Ada aturan wajib rupiah, PKN tunda ekspansi



JAKARTA. PT Pesona Khatulistiwa Nusantara (PKN) terpaksa menunda sejumlah rencana ekspansi menyusul wajib rupiah dan anjoknya harga batubara. Hanya, untuk proyek pembangunan pembangkit listrik tenaga uap (PLTU) berkapaitas 1 x 7,5 megawatt (MW) di Desa Apung, Kabupaten Bulungan, Kalimantan Utara dipastikan tetap jalan.

PKN menargetkan pryek PLTU ini akan commissioning pada akhir bulan November mendatang. Presiden Direktur PKN, Jeffrey Mulyono mengatakan, saat ini komponen utama untuk power plant ini sudah sampai di tempat.

Asal tahu saja, dari wilayah kerja tambang batubara milik PKN seluas 52 hektare (ha) di Desa Apung, dialokasikan 5 hektare lebih untuk membangun PLTU yang menghabiskan biaya hingga US$ 20 juta. Rencananya dari 7, 5 MW ini, sekitar 5 MW digunakan untuk kepentingan sendiri dan sisanya akan dijual ke PT PLN.


Nah, Tadinya anak usaha PT Energi Nusa Mandiri ini juga berencana membangun kembali membangun power plant 1 x 7,5 MW di Desa Apung ini. Investasinya diperkirakan sekitar US$ 10-US$ 11 juta.

Hanya, Jeffrey mengaku rencana ini kembali menjadi wacana karena PKN kesulitan dengan kewajiban rupiah. "Saya bingung cara membukukannya, kami pinjam ke Bank Indonesia tetapi komponennya impor," kata Jeffrey kepada KONTAN, Rabu (2/9).

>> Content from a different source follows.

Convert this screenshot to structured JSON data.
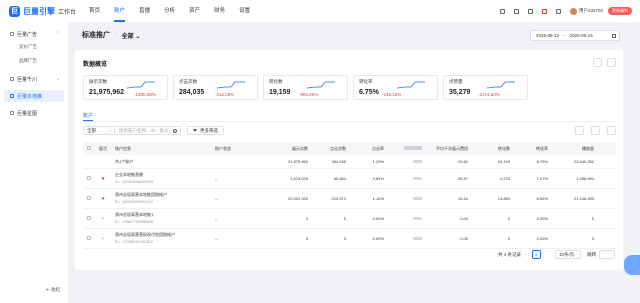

Menurut Jeffrey, untuk ekspansi perusahannya terpaksa menunggu dulu dan berharap ada tinjauan terkait kewajiban rupiah. Selain aturan wajib rupiah, PKN juga menunda pinjaman kredit ke Polandia karena lesunya harga batubara.

Tadinya PKN berencana membuat conveyor untuk underground atau tambang bawah tanah. "Studi sudah matang, rencananya 2016 ini mau dibuat conveyor tetapi dibatalkan. Kondisi pasar begini kami tidak berani melakukan investasi," kata Jeffrey.

Tak hanya itu, PKN pun menurunkan target produksi batubara tahun ini. Sebelumnya target produksi PKN sebesar 5 juta ton dan direvisi menjadi 3,7 juta ton. "Bahkan kemungkinan besar di bawah 3,7 juta ton," kata Jeffrey.

Target pendapatan yang tadinya US$ 100 juta juga direvisi. "Kacau ini, semua harga berubah-ubah. Sekarang pasti ambruk pendapatan kita," kata Jeffrey. Sayang, ia belum bisa menyebut revisi target pendapatan. "Baru mau diajukan ke RKAB," tutupnya.